Turanchik also proposes the creation of a separate 5-mile transit, urban development and high-tech innovation corridor, something he would call "TBnet," to connect the airport, downtown, the high-speed rail station and Ybor City. By retooling roads that generally run parallel to I-275, Turanchik says the route could handle express bus service and foster the development of higher density urban housing and the increased use of emerging technologies such as energy-efficient smart energy grids, solar energy and recharging stations for electric cars. To pay for various aspects of this proposal, Turanchik suggests using unspecified existing revenues, plus grants, private sector investment, federal tax credits aimed at developing low-income areas and the possible creation of a tax-increment transit financing district. Such a district would funnel the additional property tax revenue generated by new development back into further developments within the district.

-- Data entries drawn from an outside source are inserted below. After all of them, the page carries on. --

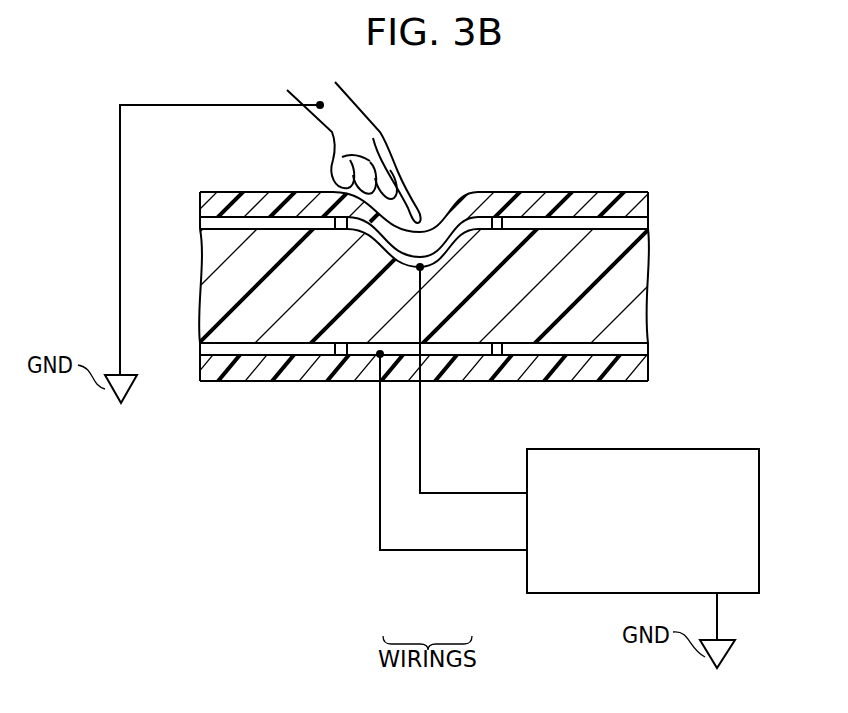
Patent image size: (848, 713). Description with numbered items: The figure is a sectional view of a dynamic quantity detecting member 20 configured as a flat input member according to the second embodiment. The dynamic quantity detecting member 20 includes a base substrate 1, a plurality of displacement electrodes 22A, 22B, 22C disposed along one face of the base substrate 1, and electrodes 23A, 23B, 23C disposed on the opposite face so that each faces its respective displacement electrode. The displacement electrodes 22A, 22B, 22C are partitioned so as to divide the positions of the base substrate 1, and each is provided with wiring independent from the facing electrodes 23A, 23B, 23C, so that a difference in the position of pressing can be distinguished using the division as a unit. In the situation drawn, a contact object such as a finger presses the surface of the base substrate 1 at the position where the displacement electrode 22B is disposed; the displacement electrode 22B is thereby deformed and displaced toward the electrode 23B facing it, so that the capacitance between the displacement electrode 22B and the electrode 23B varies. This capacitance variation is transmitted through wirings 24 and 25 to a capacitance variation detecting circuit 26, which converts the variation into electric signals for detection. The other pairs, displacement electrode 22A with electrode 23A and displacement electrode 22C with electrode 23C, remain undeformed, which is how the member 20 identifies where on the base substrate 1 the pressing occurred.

The base substrate 1 is at (637, 273).
The dynamic quantity detecting member 20 is at (394, 273).
The displacement electrode 22A is at (258, 223).
The displacement electrode 22B is at (473, 223).
The displacement electrode 22C is at (585, 225).
The electrode 23A is at (248, 350).
The electrode 23B is at (457, 348).
The electrode 23C is at (577, 348).
The wiring 24 is at (456, 495).
The wiring 25 is at (404, 552).
The capacitance variation detecting circuit 26 is at (745, 527).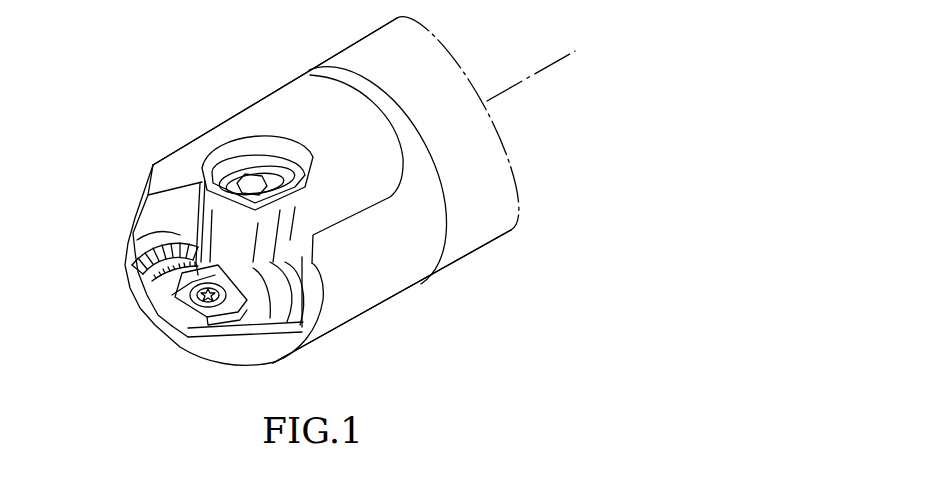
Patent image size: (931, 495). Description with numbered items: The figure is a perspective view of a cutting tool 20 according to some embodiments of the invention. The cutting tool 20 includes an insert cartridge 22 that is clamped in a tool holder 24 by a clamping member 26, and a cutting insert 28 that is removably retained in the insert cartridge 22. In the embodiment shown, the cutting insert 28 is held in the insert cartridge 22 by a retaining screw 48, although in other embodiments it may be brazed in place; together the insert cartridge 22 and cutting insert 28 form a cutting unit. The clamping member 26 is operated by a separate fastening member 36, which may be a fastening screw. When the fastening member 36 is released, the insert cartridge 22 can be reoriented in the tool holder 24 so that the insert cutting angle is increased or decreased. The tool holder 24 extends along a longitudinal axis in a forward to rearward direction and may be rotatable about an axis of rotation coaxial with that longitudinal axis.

The cutting tool 20 is at (283, 68).
The insert cartridge 22 is at (258, 296).
The tool holder 24 is at (370, 270).
The clamping member 26 is at (223, 229).
The cutting insert 28 is at (198, 315).
The fastening member 36 is at (240, 180).
The retaining screw 48 is at (192, 291).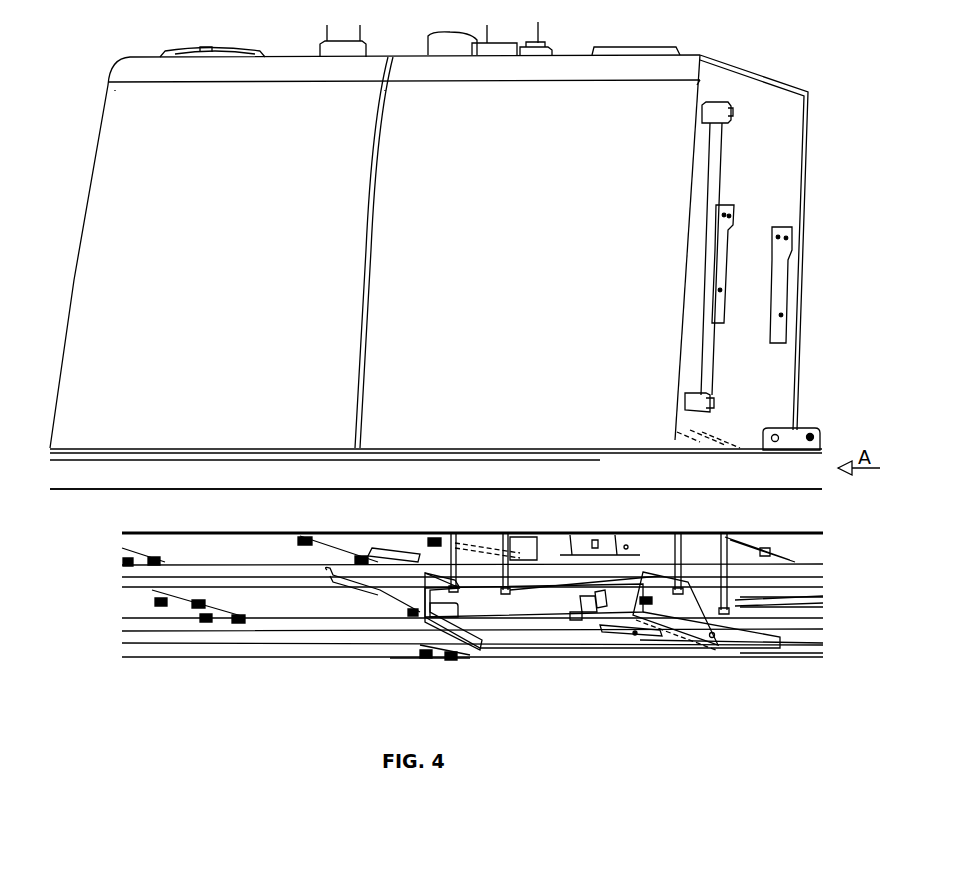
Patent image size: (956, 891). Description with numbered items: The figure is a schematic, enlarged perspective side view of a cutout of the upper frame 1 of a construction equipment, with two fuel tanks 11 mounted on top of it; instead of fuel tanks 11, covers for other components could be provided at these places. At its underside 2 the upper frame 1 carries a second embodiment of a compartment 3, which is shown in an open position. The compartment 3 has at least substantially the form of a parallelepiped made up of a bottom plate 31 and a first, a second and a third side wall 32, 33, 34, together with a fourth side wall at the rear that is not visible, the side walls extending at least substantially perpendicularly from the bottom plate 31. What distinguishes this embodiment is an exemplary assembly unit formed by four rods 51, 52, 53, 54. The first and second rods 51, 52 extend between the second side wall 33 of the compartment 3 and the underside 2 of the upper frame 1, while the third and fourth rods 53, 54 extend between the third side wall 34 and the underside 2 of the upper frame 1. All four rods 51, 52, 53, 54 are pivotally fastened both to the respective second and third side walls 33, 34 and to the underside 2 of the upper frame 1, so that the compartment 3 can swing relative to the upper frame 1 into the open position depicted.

The upper frame 1 is at (70, 62).
The underside 2 is at (175, 497).
The compartment 3 is at (577, 664).
The fuel tanks 11 is at (220, 249).
The bottom plate 31 is at (565, 645).
The first side wall 32 is at (560, 611).
The second side wall 33 is at (425, 578).
The third side wall 34 is at (687, 616).
The first rod 51 is at (450, 578).
The second rod 52 is at (508, 542).
The third rod 53 is at (683, 583).
The fourth rod 54 is at (722, 613).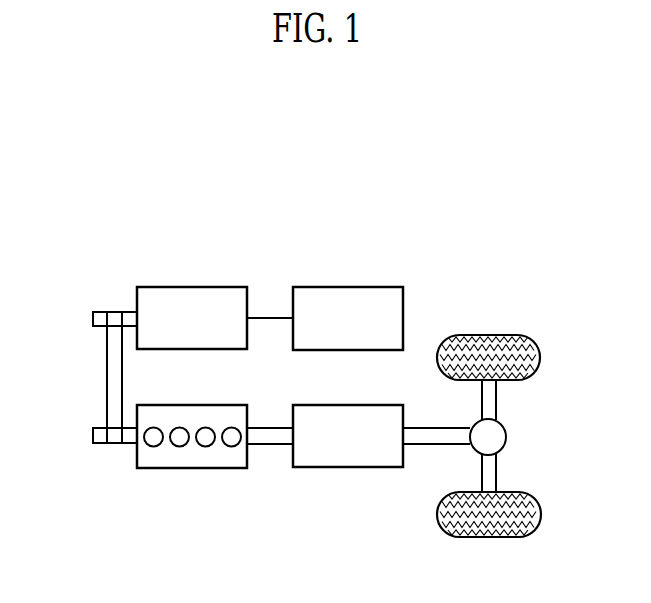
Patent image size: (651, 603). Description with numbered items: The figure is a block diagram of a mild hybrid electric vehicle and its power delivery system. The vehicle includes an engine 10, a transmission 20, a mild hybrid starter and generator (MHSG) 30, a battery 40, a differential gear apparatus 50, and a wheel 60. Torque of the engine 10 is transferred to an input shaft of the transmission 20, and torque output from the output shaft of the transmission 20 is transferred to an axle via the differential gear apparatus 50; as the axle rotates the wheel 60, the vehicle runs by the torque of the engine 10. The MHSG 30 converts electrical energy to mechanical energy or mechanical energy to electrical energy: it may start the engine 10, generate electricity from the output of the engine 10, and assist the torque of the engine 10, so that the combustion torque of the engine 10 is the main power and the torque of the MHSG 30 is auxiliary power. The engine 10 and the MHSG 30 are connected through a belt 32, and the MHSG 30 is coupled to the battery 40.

The engine 10 is at (193, 470).
The transmission 20 is at (348, 470).
The mild hybrid starter and generator (MHSG) 30 is at (191, 287).
The belt 32 is at (107, 374).
The battery 40 is at (346, 287).
The differential gear apparatus 50 is at (507, 436).
The wheel 60 is at (488, 335).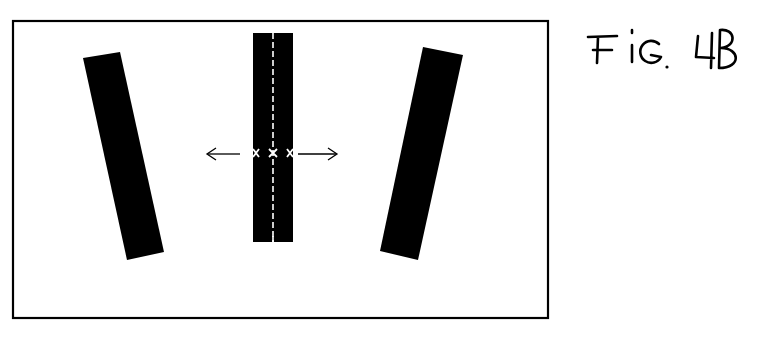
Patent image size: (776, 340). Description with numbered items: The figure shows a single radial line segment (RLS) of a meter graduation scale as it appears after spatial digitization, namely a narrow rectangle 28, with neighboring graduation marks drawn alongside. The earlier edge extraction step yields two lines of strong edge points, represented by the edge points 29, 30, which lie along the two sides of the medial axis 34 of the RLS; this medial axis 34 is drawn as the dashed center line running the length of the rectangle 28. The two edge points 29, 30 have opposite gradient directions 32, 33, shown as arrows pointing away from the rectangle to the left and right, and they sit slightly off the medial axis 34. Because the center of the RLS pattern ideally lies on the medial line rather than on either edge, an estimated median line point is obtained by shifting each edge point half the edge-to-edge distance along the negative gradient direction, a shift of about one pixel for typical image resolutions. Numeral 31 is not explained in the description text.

The narrow rectangle 28 is at (299, 79).
The edge point 29 is at (243, 140).
The edge point 30 is at (302, 140).
The center line 31 is at (252, 175).
The gradient direction 32 is at (211, 153).
The gradient direction 33 is at (330, 158).
The medial axis 34 is at (282, 246).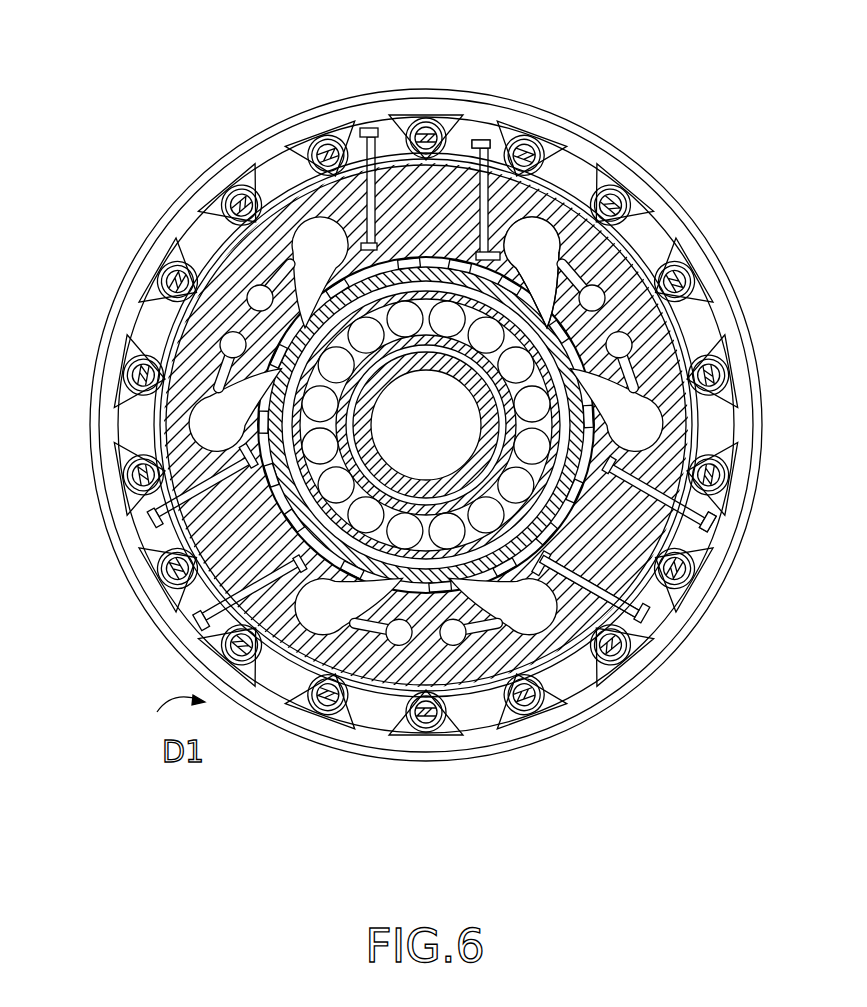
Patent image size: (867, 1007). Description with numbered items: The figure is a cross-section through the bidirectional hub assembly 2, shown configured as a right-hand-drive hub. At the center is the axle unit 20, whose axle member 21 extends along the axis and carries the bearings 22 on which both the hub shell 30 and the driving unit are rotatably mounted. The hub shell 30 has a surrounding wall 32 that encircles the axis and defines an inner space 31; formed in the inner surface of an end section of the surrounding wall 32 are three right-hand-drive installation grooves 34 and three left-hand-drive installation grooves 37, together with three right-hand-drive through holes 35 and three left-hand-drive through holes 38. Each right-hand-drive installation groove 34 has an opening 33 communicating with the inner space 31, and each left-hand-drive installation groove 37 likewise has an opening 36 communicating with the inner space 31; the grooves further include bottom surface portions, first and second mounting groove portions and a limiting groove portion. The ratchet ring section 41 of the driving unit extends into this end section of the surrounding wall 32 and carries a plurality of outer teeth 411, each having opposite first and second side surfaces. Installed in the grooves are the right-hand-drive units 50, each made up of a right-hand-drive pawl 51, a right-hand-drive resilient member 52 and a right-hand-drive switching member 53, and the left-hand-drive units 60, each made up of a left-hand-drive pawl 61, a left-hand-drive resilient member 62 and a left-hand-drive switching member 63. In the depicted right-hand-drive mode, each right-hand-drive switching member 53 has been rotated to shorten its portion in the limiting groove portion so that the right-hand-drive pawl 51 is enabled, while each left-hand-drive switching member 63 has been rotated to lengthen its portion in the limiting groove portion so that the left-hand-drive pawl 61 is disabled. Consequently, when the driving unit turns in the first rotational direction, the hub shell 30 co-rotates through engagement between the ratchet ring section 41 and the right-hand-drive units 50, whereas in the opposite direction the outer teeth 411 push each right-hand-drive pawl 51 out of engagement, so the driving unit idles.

The bidirectional hub assembly 2 is at (171, 160).
The axle unit 20 is at (275, 395).
The axle member 21 is at (357, 447).
The bearings 22 is at (293, 430).
The hub shell 30 is at (337, 90).
The inner space 31 is at (406, 254).
The surrounding wall 32 is at (418, 257).
The opening 33 is at (657, 288).
The right-hand-drive installation grooves 34 is at (688, 377).
The right-hand-drive through holes 35 is at (650, 575).
The opening 36 is at (618, 272).
The left-hand-drive installation grooves 37 is at (498, 260).
The left-hand-drive through holes 38 is at (455, 258).
The ratchet ring section 41 is at (152, 535).
The outer teeth 411 is at (210, 615).
The right-hand-drive units 50 is at (290, 208).
The right-hand-drive pawl 51 is at (700, 430).
The right-hand-drive resilient member 52 is at (673, 323).
The right-hand-drive switching member 53 is at (712, 527).
The left-hand-drive units 60 is at (539, 226).
The left-hand-drive pawl 61 is at (572, 248).
The left-hand-drive resilient member 62 is at (625, 255).
The left-hand-drive switching member 63 is at (484, 128).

Turanchik's previous policy proposals in the mayor's race include creating a program to help residents buy and rehabilitate foreclosed homes, making them eligible for Federal Housing Authority financing and affordable for families earning $25,000 a year or less. He also wants to bring Florida's new Property Assessed Clean Energy program to Tampa. That program allows cities and counties to borrow money on the bond market and use the funds to pay the upfront costs of projects such as replacing windows, adding insulation, and installing energy-efficient air conditioning, solar energy systems, wind-resistant shingles and storm shutters. The program is voluntary, and participating property owners repay the cost of making the improvements through an assessment on their property tax bills.